The Baltimore Spring
1st May 2015
The government of Egypt is composed of Egyptians, and of Egyptians who are not starkly different in terms of class or creed from ordinary citizens. Yet these Egyptians do not know how to provide adequate education, jobs, health care, or decent housing for large numbers of citizens. They do not know how to balance the budget or curb corruption or pay for the pension obligations they have amassed. Above all, they do not know how to create a sense of confidence, loyalty, and community between those who govern and those who are governed despite at least rudimentary forms of accountability. And they do not know how to control the police.
The municipal government of Baltimore is composed of normal people from Baltimore, and both the present and previous democratically elected Mayors of the city are black women. Three of the past four Mayors have been black. Much of the city council and school board is composed of black members, too—as is about 40 percent of the police force. Yet these leaders do not know how to deliver quality education to the children of the city, especially those from poorer families. They don’t know how to deal with anxiety-ridden children growing up without a father, amid neighborhoods infested with gangs. They don’t know how to provide adequate nutrition to children so that they are ready to learn in school. They don’t know how to make landlords paint their lower-rent properties so that little kids like Freddie Gray don’t eat lead paint chips, or how to make heroin-addicted mothers (like Freddie Gray’s mother) sweep the floors to prevent their kids from eating lead paint chips. They don’t know how to control the trade in illegal drugs (Freddie, at age 25, had been arrested 22 times for drug-related crimes), to balance a budget, to pay pension obligations, to inspire confidence—or to control the police. You need not have watched The Wire to know all this, but it certainly would have helped.
What am I trying to say here? Simply this: Cairo and Baltimore suffer from serious structural social dysfunctions. The problems in each are not the same, but both sets of problems have multiple and compound sources that are varied, engrained, poorly understood for the most past, and largely immune to fast-working policy fixes from on high. Leaders cope with problems if they can, manage them if they are very lucky; they cannot solve them, either because they lack the power, or because they don’t know how, or both.
Lessons from Baltimore:
- Don’t live in a city that has a large number of black Underclass in it.

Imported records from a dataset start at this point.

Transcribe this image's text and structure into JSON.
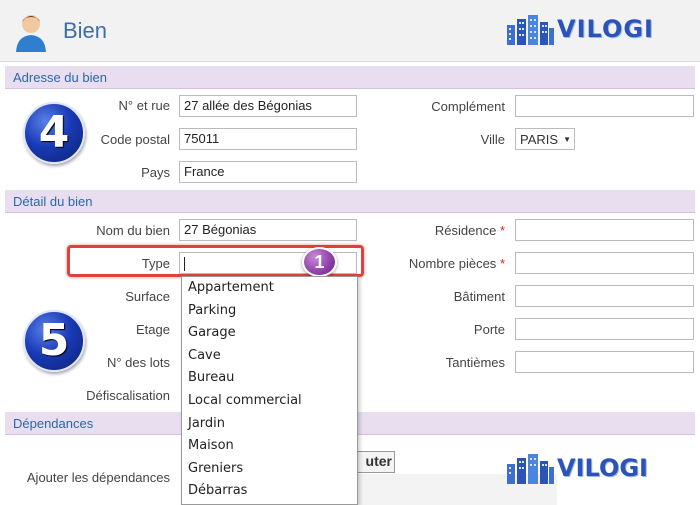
{
  "header": {
    "title": "Bien",
    "brand": "VILOGI"
  },
  "sections": {
    "address": {
      "title": "Adresse du bien"
    },
    "detail": {
      "title": "Détail du bien"
    },
    "dependencies": {
      "title": "Dépendances"
    }
  },
  "badges": {
    "address_step": "4",
    "detail_step": "5",
    "type_marker": "1"
  },
  "address": {
    "street_label": "N° et rue",
    "street_value": "27 allée des Bégonias",
    "postal_label": "Code postal",
    "postal_value": "75011",
    "country_label": "Pays",
    "country_value": "France",
    "complement_label": "Complément",
    "complement_value": "",
    "city_label": "Ville",
    "city_value": "PARIS"
  },
  "detail": {
    "name_label": "Nom du bien",
    "name_value": "27 Bégonias",
    "type_label": "Type",
    "type_value": "",
    "surface_label": "Surface",
    "floor_label": "Etage",
    "lots_label": "N° des lots",
    "defisc_label": "Défiscalisation",
    "residence_label": "Résidence",
    "rooms_label": "Nombre pièces",
    "building_label": "Bâtiment",
    "door_label": "Porte",
    "shares_label": "Tantièmes",
    "required_mark": "*"
  },
  "type_options": [
    "Appartement",
    "Parking",
    "Garage",
    "Cave",
    "Bureau",
    "Local commercial",
    "Jardin",
    "Maison",
    "Greniers",
    "Débarras"
  ],
  "dependencies": {
    "add_label": "Ajouter les dépendances",
    "add_button": "uter"
  },
  "colors": {
    "section_bg": "#e9deef",
    "section_text": "#2b67a8",
    "highlight": "#e0413c",
    "marker": "#8e3fa8",
    "brand": "#2b53b8"
  }
}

- Don’t live in a city run by Democrats.
- Avoid any combination of 1 and 2.
May 1st, 2015 at 17:26
Are there any cities run by Republicans that have large populations of blacks, underclass or other?
May 3rd, 2015 at 03:48
A large black population tends to preclude Republican governance. This is the result of the Great Pivot where the Peter Pan Party went from being the party of Jim Crow to being the party of Victim’s Rights, and their new clients allowed their forgetfulness to be bought.